PMID:10461913 Hosoya K et al; J Neurochem 73 (3): 1206-11 (1999)


5.3 Metabolism/Metabolites

FOR L-ASPARTIC ACID, OXALOACETIC ACID IS PRODUCT OF OXIDATIVE DEAMINATION OR TRANSAMINATION; ALPHA-ALANINE IS PRODUCT OF DECARBOXYLATION. /FROM TABLE/

Fenaroli's Handbook of Flavor Ingredients. Volume 2. Edited, translated, and revised by T.E. Furia and N. Bellanca. 2nd ed. Cleveland: The Chemical Rubber Co., 1975., p. 829


METABOLIC PATHWAYS & PRODUCTS /IN ANIMAL BODY/: ASPARTIC ACID + CARBAMYLPHOSPHATE /PRODUCE/ PHOSPHORUS + CARBAMYLASPARTIC ACID GIVE PYRIMIDINES; ASPARTIC ACID /PRODUCES/ FUMARIC ACID + NH3; ASPARTIC ACID /PRODUCES/ ASPARTIC SEMIALDEHYDE /PRODUCES/ HOMOSERINE /PRODUCES/ (I) THREONINE, (II) METHIONINE, OR (III) LYSINE... /FROM TABLE/

Fenaroli's Handbook of Flavor Ingredients. Volume 2. Edited, translated, and revised by T.E. Furia and N. Bellanca. 2nd ed. Cleveland: The Chemical Rubber Co., 1975., p. 829


METABOLIC PATHWAYS & PRODUCTS /IN ANIMAL BODY/: ASPARTIC ACID GIVES NITROGEN OF PURINE RING...ASPARTIC ACID + IMP GIVE ADENYLOSUCCINATE GIVES AMP + FUMARATE... /FROM TABLE/

Fenaroli's Handbook of Flavor Ingredients. Volume 2. Edited, translated, and revised by T.E. Furia and N. Bellanca. 2nd ed. Cleveland: The Chemical Rubber Co., 1975., p. 829


Following ingestion, L-aspartate is absorbed from the small intestine by an active transport process. Following absorption, L-aspartate enters the portal circulation and from there is transported to the liver, where much of it is metabolized to protein, purines, pyrimidines and L-arginine, and is catabolized as well.
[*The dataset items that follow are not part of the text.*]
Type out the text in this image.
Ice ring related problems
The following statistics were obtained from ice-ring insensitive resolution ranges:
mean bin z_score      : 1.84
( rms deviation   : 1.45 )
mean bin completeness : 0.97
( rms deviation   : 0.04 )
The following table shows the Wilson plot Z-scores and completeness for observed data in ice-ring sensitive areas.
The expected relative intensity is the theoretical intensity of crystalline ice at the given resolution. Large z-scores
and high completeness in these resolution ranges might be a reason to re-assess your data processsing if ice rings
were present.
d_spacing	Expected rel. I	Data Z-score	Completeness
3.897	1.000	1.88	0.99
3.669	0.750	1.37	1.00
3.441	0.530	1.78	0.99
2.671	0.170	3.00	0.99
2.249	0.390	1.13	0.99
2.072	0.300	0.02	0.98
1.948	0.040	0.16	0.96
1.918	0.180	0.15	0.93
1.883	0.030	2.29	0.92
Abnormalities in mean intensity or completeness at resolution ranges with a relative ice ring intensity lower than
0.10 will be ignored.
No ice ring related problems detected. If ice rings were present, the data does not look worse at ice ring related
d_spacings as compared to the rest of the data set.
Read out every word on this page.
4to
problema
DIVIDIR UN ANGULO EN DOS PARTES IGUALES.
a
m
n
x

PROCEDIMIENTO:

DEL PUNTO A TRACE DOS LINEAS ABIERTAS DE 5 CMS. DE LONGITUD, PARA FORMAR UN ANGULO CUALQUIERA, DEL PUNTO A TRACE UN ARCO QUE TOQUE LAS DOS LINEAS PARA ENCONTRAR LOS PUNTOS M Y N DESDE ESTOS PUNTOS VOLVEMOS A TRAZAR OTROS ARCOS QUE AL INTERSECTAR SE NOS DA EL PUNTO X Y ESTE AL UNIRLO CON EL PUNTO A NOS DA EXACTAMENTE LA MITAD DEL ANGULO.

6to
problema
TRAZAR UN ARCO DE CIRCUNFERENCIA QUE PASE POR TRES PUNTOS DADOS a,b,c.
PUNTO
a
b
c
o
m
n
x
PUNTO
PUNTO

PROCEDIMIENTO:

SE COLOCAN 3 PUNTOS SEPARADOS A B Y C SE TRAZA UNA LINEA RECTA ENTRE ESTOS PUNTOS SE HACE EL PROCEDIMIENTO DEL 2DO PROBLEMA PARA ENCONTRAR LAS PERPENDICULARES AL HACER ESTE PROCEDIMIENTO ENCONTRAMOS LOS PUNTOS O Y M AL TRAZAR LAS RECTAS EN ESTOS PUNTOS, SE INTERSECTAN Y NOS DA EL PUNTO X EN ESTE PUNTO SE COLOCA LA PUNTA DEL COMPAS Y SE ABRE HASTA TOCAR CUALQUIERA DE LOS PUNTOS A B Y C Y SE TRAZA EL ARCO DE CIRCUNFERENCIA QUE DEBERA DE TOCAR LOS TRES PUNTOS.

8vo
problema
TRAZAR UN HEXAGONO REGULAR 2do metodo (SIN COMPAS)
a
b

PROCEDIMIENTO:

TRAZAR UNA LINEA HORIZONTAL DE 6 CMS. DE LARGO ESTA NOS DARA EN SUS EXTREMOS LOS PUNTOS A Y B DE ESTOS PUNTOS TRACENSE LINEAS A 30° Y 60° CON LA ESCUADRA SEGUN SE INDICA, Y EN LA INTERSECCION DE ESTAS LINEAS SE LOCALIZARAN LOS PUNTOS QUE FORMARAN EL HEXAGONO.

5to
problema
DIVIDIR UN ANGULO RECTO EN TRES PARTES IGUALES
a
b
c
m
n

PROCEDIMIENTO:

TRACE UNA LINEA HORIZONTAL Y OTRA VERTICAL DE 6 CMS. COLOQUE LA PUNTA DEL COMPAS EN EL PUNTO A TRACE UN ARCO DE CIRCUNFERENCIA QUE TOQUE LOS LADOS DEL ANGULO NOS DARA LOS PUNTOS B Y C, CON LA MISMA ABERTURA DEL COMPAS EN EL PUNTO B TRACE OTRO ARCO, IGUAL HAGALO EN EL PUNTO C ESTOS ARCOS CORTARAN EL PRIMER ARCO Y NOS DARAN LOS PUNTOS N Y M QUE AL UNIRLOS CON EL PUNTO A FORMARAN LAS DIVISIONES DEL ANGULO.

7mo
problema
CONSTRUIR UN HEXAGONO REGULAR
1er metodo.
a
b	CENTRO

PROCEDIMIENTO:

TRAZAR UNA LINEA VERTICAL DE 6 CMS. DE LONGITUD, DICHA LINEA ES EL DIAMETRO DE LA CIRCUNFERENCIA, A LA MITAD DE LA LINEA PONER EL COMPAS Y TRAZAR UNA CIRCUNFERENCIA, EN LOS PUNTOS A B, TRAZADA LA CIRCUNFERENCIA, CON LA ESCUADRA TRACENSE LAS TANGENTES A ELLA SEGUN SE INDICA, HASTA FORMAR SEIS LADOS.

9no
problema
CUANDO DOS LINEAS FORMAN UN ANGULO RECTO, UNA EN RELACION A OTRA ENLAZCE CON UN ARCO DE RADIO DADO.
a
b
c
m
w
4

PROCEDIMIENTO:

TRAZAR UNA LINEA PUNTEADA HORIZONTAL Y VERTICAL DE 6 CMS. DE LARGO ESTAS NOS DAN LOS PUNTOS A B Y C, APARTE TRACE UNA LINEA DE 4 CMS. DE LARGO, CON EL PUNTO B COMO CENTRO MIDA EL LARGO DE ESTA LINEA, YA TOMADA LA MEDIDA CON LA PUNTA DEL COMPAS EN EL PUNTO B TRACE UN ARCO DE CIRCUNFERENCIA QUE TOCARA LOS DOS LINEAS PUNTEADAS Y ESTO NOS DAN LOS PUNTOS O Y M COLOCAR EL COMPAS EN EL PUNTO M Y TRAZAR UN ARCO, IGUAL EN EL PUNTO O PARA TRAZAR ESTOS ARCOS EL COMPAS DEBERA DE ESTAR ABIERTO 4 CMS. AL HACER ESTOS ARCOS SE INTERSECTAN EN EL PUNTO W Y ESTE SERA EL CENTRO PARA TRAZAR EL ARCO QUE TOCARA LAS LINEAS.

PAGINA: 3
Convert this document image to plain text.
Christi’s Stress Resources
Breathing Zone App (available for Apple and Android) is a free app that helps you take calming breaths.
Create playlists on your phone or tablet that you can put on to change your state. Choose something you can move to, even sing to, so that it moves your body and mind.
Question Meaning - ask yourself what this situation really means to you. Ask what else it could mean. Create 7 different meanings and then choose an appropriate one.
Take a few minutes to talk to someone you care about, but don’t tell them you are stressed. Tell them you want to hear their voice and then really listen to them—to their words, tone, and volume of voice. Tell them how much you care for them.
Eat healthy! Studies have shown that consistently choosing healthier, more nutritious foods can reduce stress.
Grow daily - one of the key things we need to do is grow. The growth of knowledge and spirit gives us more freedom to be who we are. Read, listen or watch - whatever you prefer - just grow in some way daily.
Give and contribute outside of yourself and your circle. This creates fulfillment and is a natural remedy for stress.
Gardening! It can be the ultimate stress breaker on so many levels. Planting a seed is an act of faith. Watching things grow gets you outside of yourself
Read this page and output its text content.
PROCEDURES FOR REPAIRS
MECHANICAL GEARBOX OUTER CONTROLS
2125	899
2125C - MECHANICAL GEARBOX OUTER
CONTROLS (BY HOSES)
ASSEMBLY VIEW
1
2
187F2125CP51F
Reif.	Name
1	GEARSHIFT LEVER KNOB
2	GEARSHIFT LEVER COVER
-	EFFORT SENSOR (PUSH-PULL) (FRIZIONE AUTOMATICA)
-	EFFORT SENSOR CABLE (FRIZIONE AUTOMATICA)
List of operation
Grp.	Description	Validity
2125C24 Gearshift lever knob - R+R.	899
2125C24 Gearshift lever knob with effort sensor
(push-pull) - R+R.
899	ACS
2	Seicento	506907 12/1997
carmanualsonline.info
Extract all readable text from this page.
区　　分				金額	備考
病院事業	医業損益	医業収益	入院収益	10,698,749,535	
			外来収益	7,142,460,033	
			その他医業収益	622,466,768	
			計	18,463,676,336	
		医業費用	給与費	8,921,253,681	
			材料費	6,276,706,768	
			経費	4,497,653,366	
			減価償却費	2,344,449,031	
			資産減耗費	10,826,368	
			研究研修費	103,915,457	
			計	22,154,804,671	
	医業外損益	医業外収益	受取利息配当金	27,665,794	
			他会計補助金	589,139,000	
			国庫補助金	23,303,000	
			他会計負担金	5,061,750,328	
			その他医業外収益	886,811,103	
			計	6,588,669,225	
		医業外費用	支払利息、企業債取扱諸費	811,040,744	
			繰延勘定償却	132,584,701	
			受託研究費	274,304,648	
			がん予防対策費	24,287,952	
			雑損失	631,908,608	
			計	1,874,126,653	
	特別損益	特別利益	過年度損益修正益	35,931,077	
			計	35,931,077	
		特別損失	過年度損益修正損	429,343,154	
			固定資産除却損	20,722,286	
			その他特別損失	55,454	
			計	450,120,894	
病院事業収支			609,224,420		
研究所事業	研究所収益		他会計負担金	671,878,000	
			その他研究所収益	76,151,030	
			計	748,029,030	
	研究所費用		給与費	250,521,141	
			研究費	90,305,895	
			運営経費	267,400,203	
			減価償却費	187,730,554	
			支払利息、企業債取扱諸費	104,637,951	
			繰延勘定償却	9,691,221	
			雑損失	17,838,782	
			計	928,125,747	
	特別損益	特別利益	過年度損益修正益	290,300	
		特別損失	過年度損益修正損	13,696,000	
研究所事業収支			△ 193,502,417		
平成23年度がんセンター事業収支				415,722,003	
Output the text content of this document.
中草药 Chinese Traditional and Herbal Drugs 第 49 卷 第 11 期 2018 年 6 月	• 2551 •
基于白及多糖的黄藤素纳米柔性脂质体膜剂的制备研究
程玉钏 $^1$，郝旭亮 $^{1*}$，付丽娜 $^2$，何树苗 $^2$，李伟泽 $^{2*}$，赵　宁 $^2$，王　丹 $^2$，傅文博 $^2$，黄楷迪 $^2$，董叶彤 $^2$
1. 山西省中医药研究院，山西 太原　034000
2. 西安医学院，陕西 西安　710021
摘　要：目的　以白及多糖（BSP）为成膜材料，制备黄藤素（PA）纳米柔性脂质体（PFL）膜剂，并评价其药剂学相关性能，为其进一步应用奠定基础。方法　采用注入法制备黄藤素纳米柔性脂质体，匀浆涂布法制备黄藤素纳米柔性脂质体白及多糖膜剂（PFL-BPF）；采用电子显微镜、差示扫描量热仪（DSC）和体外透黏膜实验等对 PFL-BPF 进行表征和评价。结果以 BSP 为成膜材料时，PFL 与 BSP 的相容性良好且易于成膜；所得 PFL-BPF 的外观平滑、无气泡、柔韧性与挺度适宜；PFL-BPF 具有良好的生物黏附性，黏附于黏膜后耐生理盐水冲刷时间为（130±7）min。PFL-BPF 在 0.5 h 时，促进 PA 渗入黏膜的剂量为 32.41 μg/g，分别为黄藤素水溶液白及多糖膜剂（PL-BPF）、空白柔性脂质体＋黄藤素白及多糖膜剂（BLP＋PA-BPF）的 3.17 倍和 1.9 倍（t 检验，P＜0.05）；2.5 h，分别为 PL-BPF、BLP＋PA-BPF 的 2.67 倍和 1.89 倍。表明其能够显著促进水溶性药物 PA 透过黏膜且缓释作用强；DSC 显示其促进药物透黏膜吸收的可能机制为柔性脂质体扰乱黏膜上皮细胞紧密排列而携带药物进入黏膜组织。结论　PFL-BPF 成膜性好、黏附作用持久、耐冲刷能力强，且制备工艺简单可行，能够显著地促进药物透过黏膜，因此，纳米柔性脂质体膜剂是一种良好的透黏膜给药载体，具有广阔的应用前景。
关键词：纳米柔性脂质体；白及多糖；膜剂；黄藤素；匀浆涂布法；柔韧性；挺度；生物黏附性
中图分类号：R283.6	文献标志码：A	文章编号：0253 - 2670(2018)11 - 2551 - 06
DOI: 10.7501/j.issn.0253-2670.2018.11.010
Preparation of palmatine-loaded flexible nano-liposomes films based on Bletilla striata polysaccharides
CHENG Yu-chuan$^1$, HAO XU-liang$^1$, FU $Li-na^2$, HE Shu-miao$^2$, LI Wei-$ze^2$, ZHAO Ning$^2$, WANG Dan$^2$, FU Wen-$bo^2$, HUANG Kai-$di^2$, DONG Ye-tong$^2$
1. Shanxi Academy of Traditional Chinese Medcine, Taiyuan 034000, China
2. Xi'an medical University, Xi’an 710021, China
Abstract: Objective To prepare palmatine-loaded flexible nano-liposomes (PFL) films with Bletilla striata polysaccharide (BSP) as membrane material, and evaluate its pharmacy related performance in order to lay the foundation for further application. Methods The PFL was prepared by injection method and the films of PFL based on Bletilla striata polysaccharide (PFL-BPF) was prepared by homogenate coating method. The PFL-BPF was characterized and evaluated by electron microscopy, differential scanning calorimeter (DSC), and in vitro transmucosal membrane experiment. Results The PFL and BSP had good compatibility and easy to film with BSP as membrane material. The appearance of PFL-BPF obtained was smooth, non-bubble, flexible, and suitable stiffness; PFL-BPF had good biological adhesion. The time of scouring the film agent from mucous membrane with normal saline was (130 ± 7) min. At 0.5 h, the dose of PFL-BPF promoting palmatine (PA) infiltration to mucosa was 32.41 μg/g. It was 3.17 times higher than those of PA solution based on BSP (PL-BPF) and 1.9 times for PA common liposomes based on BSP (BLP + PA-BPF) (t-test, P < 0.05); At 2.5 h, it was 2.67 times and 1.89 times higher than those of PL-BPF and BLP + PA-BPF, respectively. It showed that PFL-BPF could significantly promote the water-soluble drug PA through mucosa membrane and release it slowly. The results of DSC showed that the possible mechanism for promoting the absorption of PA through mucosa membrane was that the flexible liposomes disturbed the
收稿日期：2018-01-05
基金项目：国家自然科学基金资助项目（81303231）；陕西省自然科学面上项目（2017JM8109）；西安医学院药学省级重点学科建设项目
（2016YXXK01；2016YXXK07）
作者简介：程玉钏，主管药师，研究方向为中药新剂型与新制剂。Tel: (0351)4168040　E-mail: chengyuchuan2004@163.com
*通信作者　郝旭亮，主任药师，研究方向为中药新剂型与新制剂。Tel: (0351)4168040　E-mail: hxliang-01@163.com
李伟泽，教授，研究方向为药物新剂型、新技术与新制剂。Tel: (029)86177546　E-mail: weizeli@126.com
D-aspartate is not metabolized in the liver; it enters the systemic circulation, which distributes it to various tissues of the body. The cations associated with L-aspartate independently interact with various substances in the body and participate in various physiological processes. /L-aspartate; D-aspartate/

Physicians Desk Reference (PDR) for Nutritional Supplements 1st ed, Medical Economics, Thomson Healthcare; Montvale, NJ (2001) p.254


5.4 Mechanism of Action

There are also claims that L-aspartate has ergogenic effects, that it enhances performance in both prolonged exercise and short intensive exercise. It is hypothesized that L-aspartate, especially the potassium magnesium aspartate salt, spares stores of muscle glycogen and/or promotes a faster rate of glycogen resynthesis during exercise. It has also been hypothesized that L-aspartate can enhance short intensive exercise by serving as a substrate for energy production in the Krebs cycle and for stimulating the purine nucleotide cycle.